President Obama has long told us that “green” energy would create thousands of jobs. His administration has “invested” billions of tax dollars in a myriad of “green” industries. Predictably, the results have been the opposite of what we were promised. As one example, a story in the Houston Chronicle tells us:
A123 Systems, a battery maker that received $380 million in government support, said recently that declining orders had forced layoffs. Instead of up to 3,000 new Michigan jobs as Obama and the company had predicted, it now has 690 employees.
A123 Systems is hardly alone:
Johnson Controls, which received a $299 million stimulus grant, opted to build one factory instead of two because of lower-than-projected demand…
California electric car maker Aptera announced it was shutting its doors because of problems raising capital. And General Motors – whose moderately priced Volt was supposed to drive Obama’s push for 1 million alternative vehicles by 2015 – revealed last week that it would fall roughly 38 percent shy of its goal of selling 10,000 Volts this year.
In other words, despite Obama’s promises, tax payers have been forced to pour billions of dollars down the sewer. But these boondoggles are only a part of the story.
While the President is making unfulfilled promises about he creating jobs, his policies are actually killing jobs. Obama is paying for these “investments” by taking money from productive individuals and businesses. He is seizing the wealth of those who know how to produce and giving handouts to his political cronies.
Of course, “green” energy isn’t the President’s only solution for creating jobs. He has also repeatedly told us that “investing” in infrastructure will create jobs:
So investing in our infrastructure is something that members of both political parties have always supported. It’s something that groups ranging from the Chamber of Commerce to the AFL-CIO support today. And by making these investments across the country, we won’t just make our economy run better over the long haul — we will create good, middle-class jobs right now.

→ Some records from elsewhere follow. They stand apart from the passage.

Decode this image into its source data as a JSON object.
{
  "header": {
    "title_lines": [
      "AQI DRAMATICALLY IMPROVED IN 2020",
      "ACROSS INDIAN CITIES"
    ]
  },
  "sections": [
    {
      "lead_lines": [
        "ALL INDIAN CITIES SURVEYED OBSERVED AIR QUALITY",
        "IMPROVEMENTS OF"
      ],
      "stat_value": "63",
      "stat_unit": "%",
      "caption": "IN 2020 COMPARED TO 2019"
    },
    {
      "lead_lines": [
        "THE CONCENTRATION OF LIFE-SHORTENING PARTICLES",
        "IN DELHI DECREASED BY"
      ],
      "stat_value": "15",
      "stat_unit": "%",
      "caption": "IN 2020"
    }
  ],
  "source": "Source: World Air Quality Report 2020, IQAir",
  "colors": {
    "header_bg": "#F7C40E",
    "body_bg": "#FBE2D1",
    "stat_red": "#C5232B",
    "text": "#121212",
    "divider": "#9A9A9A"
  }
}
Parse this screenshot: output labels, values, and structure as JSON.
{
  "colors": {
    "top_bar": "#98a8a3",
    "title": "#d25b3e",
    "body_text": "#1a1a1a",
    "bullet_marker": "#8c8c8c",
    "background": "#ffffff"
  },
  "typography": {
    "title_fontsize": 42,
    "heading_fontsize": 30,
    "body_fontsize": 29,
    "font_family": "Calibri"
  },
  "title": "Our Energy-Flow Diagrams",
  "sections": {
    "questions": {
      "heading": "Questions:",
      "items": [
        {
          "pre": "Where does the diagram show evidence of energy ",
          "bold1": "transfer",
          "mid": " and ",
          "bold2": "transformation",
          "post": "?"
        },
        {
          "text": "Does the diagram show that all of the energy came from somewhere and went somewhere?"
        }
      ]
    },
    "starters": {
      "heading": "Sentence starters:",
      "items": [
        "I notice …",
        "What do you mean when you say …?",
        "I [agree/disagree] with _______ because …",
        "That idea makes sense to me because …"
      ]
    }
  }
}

Henry Hazlitt long ago pointed out the fallacy underlying such claims.
There is no more persistent and influential faith in the world today than the faith in government spending. Everywhere government spending is presented as a panacea for all of our economic ills.
Hazlitt went on to explain that government spending must eventually be paid for through taxes, inflation, or both. And the money taken from taxpayers, including business owners and corporations, is money that they would have spent on other items—items of their own choosing, rather than those mandated by politicians. Hazlitt concluded
Therefore, for every public job created by the bridge project a private job has been destroyed somewhere else.